From AI Agent Prototype to Production in 7 Days
Every AI team has the same story: the prototype works beautifully in a notebook, stakeholders are excited, and then it takes 3 to 6 months to get to production. The gap between "it works on my laptop" and "it runs reliably at scale" is where most AI agent projects stall or die.
At Nexuron, we compress that timeline to 7 days. Not by cutting corners — by having a systematic playbook that addresses every production readiness gap in parallel. Here is how we do it.
Day 1: Production Gap Assessment
We start by auditing the prototype against our production readiness checklist — 47 criteria across reliability, observability, security, cost, and compliance. Most prototypes pass fewer than 10. The gap assessment tells us exactly what needs to be built, in what order, and how long each item takes.
The most common gaps: no error handling for API failures, no retry logic, no rate limiting, no cost tracking, no structured logging, and hardcoded configuration. These are all solvable in days, not months.
Day 2-3: Reliability Layer
We add the reliability infrastructure that separates toys from production systems. This includes: structured error handling with typed failure modes, automatic retries with exponential backoff, circuit breakers for external API calls, graceful degradation when dependencies are unavailable, and timeout enforcement on every LLM call.
We also implement input validation and output guardrails. Every agent input is validated against a schema. Every output is checked against policy rules before delivery. This prevents the most common production incidents — malformed inputs causing cascading failures and unfiltered outputs reaching end users.

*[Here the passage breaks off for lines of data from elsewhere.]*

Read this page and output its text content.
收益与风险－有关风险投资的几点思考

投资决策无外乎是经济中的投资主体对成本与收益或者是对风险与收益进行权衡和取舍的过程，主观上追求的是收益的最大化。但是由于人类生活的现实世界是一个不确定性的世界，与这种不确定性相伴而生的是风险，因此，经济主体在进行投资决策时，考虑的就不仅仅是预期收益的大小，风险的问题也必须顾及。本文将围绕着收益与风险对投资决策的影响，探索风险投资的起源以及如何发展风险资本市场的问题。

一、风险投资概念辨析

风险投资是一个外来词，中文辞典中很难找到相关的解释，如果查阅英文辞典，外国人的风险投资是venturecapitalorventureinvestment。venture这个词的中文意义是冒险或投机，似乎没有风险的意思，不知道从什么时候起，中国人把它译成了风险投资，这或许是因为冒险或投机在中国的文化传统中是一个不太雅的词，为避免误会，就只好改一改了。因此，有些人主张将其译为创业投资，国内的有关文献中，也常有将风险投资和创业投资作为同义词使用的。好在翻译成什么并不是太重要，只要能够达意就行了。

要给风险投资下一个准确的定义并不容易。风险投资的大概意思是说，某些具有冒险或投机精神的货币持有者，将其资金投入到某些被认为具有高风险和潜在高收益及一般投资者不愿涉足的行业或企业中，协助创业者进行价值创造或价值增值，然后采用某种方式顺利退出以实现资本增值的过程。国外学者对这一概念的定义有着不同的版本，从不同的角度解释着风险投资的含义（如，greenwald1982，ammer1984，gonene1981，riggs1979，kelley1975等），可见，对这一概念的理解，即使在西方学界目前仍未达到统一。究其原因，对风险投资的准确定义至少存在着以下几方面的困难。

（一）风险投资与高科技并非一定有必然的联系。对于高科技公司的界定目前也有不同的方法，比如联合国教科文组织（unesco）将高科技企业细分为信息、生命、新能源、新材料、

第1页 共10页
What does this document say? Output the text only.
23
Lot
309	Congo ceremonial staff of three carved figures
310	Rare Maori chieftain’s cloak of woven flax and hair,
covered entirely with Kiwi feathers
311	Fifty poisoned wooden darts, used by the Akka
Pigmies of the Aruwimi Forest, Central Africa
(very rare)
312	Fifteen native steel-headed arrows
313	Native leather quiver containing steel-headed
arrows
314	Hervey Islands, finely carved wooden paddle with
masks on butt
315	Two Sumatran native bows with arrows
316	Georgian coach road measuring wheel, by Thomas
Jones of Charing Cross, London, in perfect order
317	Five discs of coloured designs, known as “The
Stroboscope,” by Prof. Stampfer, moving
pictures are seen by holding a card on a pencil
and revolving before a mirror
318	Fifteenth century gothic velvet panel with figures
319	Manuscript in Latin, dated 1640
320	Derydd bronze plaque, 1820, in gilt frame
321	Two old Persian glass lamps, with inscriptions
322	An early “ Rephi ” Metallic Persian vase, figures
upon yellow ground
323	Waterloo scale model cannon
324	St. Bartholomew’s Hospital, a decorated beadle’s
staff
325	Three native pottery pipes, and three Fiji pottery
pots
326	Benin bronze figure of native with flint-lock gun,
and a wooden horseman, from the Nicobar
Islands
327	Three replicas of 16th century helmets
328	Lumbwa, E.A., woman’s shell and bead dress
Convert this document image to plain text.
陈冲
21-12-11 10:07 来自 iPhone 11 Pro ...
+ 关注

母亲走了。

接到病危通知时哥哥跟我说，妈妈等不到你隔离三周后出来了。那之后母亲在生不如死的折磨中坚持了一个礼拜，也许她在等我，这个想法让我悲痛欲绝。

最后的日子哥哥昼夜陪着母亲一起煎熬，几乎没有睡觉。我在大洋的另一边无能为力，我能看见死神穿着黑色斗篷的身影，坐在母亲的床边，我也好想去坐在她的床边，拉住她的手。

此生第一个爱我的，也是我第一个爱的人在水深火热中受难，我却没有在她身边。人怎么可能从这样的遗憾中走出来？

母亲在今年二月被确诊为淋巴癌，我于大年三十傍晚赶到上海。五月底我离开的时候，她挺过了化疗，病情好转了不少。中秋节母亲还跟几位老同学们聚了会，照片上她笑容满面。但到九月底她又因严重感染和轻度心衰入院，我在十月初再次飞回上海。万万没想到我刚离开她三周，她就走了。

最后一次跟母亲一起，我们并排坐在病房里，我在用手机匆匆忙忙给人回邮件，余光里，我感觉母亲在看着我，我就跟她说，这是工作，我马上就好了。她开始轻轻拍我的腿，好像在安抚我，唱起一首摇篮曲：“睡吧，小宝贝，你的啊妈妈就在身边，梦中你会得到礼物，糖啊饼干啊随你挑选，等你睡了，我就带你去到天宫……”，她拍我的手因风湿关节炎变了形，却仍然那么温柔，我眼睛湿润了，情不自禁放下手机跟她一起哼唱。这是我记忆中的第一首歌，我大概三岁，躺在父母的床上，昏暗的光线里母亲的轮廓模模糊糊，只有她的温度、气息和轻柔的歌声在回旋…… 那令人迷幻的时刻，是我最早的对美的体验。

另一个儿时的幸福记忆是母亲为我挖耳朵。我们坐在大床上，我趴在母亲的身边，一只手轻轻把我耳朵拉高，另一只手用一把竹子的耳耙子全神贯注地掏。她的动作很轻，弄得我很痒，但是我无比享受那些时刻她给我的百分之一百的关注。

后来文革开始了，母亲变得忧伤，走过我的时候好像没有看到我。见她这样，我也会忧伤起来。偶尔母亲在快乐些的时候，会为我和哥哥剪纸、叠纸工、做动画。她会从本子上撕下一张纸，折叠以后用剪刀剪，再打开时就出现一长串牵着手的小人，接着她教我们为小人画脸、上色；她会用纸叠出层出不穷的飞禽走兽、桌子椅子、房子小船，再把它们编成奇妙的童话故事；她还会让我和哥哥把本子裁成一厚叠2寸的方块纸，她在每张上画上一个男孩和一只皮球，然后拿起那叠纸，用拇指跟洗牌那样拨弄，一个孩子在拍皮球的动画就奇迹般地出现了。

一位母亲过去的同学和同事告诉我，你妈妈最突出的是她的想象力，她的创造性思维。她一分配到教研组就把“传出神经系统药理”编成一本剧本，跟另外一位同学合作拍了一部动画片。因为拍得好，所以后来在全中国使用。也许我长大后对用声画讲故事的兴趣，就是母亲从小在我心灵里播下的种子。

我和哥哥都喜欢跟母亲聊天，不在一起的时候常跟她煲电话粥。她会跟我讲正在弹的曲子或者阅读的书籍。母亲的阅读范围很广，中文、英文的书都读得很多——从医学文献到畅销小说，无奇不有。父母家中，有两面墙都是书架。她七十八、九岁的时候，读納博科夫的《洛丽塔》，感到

Day 4-5: Observability and Cost Controls
You cannot operate what you cannot see. We instrument every agent run with distributed tracing — capturing the full execution path from user input through retrieval, tool calls, and LLM inference to final output. Every trace includes: latency per step, token usage per call, cost per run, retrieval quality scores, and the complete decision path.
We set up alerting on key metrics: error rate spikes, latency degradation, cost anomalies, and quality score drops. We also implement cost controls — per-run budgets, daily spend caps, and automatic model downgrade when budgets are exceeded.
Day 6: Security and Access Control
Production agents need proper security: authentication on all endpoints, authorization checks before sensitive operations, PII detection and redaction in logs, prompt injection detection, and rate limiting to prevent abuse. We implement these as middleware layers that wrap the agent without modifying its core logic.
Day 7: Load Testing and Deploy
On the final day, we run the agent through production-representative load tests. We simulate peak traffic, concurrent users, and failure scenarios (API outages, slow responses, malformed inputs). We measure performance under stress and tune configuration until the system meets SLA targets.
Then we deploy — typically to a staging environment first, with a canary rollout to production. The observability layer we built on Day 4 gives us real-time visibility into production behavior from the first request.
Why Most Teams Take Months
The 7-day timeline is not about heroic effort. It is about three things that most teams lack: a clear checklist of what "production-ready" means for AI agents, pre-built infrastructure components that can be dropped in, and engineers who have done this deployment dozens of times before.
Most teams discover production requirements one at a time — through incidents. Each incident triggers a reactive fix that takes days. Our playbook front-loads all of those requirements into a structured sprint.